Output types as flow control was effective. Using the type system for conversation state management made complex multi-turn flows readable. Type safety caught routing errors early. Pattern matching eliminated nested conditionals from the monolithic version.
Context management strategy enabled performance. The combination of dynamic instructions and conversation history compaction kept context windows lean, addressing real performance degradation seen in the monolithic version.
Explicit state lifecycle reduced bugs. The monolithic version had implicit state scattered throughout. Making state explicit with clear lifecycle rules achieved reliable multi-turn conversation handling.
What I'd Do Differently
Map architecture during conversation design phase. I designed conversation flows first, then implemented monolithically, then had to refactor. If I'd mapped flows to agent boundaries during initial design, I would have avoided building the monolithic version entirely. Cost: One week spent on failed implementation and refactor.
Build observability from day 1. I added logging, metrics, and validation testing after implementation. Designing observability and validation strategies into the initial architecture would have made debugging faster and validation easier. This includes both instrumentation (logging/metrics) and testing strategies (context compaction edge cases).
Key Learnings
Design philosophy directly shaped implementation. As a designer-engineer, conversation design informed architectural decisions: node types in flows mapped to agent types in the system. This dual perspective enabled optimizing for maintainability from the start, building testing into architecture rather than bolting it on afterwards, and creating clean abstractions that make conversations readable in code.
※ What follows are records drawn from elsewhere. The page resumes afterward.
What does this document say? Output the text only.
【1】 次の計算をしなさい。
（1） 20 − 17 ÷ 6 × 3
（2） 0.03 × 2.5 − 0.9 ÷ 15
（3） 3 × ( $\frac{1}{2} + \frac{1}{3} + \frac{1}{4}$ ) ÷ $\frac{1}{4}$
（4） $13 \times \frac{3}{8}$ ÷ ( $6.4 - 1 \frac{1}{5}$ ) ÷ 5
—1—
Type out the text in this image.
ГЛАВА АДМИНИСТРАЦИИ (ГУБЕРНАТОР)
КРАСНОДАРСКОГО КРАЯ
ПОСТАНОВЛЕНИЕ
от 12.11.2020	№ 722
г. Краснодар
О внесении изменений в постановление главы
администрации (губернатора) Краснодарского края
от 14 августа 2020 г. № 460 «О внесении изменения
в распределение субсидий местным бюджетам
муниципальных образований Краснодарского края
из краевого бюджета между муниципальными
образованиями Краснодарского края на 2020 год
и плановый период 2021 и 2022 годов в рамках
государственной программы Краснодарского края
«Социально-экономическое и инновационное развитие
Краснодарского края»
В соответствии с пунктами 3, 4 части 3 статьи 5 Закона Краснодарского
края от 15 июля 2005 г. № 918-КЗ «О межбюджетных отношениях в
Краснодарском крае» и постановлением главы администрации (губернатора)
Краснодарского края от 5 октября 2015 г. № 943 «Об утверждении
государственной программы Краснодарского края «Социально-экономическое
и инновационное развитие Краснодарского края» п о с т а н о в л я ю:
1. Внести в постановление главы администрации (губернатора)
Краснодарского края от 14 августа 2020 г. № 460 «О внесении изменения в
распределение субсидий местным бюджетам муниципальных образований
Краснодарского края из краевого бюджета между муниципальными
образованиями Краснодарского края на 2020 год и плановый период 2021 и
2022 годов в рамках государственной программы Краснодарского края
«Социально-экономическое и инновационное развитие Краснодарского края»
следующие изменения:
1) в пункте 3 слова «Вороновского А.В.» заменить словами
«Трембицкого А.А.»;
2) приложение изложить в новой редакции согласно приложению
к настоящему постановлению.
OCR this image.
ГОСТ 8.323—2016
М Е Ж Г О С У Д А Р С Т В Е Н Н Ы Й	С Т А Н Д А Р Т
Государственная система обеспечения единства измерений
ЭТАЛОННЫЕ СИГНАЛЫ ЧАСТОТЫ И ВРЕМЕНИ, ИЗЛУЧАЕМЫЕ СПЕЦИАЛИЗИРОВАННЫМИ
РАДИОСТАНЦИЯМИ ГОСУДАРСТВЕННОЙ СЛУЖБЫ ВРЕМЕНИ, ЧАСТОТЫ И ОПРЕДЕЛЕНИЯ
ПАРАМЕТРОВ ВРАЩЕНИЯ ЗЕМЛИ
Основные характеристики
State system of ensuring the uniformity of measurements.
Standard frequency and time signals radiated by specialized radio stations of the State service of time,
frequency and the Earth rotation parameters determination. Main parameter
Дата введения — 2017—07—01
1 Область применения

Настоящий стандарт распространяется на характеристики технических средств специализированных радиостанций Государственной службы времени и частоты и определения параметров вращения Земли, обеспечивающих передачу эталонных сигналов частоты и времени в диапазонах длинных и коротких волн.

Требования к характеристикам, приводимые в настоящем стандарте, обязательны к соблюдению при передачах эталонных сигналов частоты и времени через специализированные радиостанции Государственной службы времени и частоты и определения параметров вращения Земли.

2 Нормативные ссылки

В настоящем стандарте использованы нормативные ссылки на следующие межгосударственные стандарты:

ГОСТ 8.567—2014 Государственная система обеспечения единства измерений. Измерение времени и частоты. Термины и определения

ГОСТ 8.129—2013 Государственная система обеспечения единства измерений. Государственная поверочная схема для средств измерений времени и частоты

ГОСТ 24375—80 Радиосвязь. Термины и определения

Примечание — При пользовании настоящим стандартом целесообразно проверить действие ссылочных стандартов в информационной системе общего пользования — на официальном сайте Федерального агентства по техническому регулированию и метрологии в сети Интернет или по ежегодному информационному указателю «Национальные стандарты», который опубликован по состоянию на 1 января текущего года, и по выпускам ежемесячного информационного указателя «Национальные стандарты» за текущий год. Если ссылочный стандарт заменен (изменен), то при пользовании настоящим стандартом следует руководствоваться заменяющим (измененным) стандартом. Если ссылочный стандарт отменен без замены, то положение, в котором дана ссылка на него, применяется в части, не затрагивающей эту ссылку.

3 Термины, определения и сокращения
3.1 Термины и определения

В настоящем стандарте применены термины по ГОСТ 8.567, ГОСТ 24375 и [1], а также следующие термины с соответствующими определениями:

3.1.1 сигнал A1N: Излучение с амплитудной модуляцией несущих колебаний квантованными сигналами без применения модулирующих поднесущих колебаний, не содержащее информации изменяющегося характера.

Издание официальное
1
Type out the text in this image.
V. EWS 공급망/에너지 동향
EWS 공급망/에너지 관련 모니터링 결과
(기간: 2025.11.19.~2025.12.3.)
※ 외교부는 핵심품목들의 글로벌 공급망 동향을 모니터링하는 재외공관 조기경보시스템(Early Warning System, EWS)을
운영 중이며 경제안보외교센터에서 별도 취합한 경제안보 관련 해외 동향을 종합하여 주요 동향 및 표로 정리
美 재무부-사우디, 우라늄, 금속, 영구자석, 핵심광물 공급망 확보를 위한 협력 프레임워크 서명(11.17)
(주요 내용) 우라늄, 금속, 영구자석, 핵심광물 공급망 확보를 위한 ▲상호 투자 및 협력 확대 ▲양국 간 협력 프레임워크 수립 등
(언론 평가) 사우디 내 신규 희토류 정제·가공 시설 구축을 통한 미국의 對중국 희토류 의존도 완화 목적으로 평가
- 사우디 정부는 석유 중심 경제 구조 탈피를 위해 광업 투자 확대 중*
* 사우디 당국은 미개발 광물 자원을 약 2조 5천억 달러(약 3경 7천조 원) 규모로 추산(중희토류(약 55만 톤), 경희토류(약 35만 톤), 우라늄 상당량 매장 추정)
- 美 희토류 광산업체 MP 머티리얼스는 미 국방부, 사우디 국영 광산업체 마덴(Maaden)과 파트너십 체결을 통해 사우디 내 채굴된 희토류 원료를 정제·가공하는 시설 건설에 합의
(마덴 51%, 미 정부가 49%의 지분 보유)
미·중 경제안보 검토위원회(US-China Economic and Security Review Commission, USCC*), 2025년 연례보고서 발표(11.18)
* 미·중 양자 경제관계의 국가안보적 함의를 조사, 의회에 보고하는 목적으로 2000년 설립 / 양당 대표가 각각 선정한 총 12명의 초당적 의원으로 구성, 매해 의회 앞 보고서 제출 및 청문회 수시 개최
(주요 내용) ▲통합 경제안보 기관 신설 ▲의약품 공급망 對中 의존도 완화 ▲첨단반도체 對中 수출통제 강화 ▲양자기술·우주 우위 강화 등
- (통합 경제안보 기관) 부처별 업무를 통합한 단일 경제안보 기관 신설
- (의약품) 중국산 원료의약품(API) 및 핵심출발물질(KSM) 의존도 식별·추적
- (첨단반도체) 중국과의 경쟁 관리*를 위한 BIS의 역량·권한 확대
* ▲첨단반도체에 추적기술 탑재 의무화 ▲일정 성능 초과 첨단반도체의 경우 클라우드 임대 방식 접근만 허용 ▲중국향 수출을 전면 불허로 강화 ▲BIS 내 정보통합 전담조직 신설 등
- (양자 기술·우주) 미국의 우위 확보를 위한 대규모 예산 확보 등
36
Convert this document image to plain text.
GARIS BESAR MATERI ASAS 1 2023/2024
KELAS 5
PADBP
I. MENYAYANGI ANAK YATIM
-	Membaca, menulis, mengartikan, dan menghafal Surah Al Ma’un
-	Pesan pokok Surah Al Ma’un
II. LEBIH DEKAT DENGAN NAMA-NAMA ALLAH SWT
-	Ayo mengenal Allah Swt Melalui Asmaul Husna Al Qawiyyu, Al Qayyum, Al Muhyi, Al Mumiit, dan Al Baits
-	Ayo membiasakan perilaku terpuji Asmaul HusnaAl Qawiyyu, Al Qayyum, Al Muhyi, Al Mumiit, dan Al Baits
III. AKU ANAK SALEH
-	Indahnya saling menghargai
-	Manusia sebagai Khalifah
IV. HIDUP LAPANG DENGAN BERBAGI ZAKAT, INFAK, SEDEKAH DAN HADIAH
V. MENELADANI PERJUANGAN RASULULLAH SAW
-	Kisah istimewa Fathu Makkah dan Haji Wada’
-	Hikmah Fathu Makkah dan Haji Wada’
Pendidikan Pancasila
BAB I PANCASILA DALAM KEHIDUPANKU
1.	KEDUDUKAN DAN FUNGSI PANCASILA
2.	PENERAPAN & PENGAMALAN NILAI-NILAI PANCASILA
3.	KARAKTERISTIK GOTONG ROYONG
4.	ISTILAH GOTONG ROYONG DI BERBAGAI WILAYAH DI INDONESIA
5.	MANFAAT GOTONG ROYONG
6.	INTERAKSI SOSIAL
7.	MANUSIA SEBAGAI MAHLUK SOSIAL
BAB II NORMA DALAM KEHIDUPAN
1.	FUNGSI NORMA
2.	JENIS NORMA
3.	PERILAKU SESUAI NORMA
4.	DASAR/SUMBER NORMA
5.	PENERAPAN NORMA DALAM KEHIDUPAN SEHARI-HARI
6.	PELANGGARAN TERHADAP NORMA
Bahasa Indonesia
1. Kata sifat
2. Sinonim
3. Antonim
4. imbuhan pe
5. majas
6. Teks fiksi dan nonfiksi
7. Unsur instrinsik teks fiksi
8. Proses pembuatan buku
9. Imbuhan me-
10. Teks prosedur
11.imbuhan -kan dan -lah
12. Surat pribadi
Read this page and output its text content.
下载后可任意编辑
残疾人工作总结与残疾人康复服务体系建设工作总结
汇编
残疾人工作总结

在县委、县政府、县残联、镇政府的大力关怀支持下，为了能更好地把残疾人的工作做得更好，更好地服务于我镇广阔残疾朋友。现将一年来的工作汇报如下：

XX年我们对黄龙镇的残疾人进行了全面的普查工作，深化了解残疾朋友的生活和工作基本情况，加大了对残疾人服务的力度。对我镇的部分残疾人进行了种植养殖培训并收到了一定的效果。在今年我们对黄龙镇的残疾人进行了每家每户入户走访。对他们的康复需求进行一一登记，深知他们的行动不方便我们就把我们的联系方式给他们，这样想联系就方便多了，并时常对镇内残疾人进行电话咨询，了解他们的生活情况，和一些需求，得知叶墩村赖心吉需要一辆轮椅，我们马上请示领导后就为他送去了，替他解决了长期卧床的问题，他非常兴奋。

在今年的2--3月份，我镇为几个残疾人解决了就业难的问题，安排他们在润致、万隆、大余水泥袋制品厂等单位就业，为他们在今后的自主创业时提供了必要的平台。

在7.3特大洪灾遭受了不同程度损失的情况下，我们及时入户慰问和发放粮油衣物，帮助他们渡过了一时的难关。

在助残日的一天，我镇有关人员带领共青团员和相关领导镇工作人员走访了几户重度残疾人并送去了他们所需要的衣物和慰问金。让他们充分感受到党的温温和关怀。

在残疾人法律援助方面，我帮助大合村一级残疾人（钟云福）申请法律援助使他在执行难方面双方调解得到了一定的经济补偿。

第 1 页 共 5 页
Output types as flow control: Use type system instead of if/else spaghetti. Combined with explicit state management (pending_suggestions with clear lifecycle), pattern matching achieved reliable multi-turn handling. This is conversation design translated into code.
Dynamic instructions are architectural decisions, not prompt engineering. Generating instructions programmatically rather than static prompts kept context relevant and lean. This is system design: treating conversation history as a managed resource (compress old turns, keep recent ones) rather than unbounded state. Instructions living in code next to logic meant changes to agent behavior and instructions happen together, reducing coupling.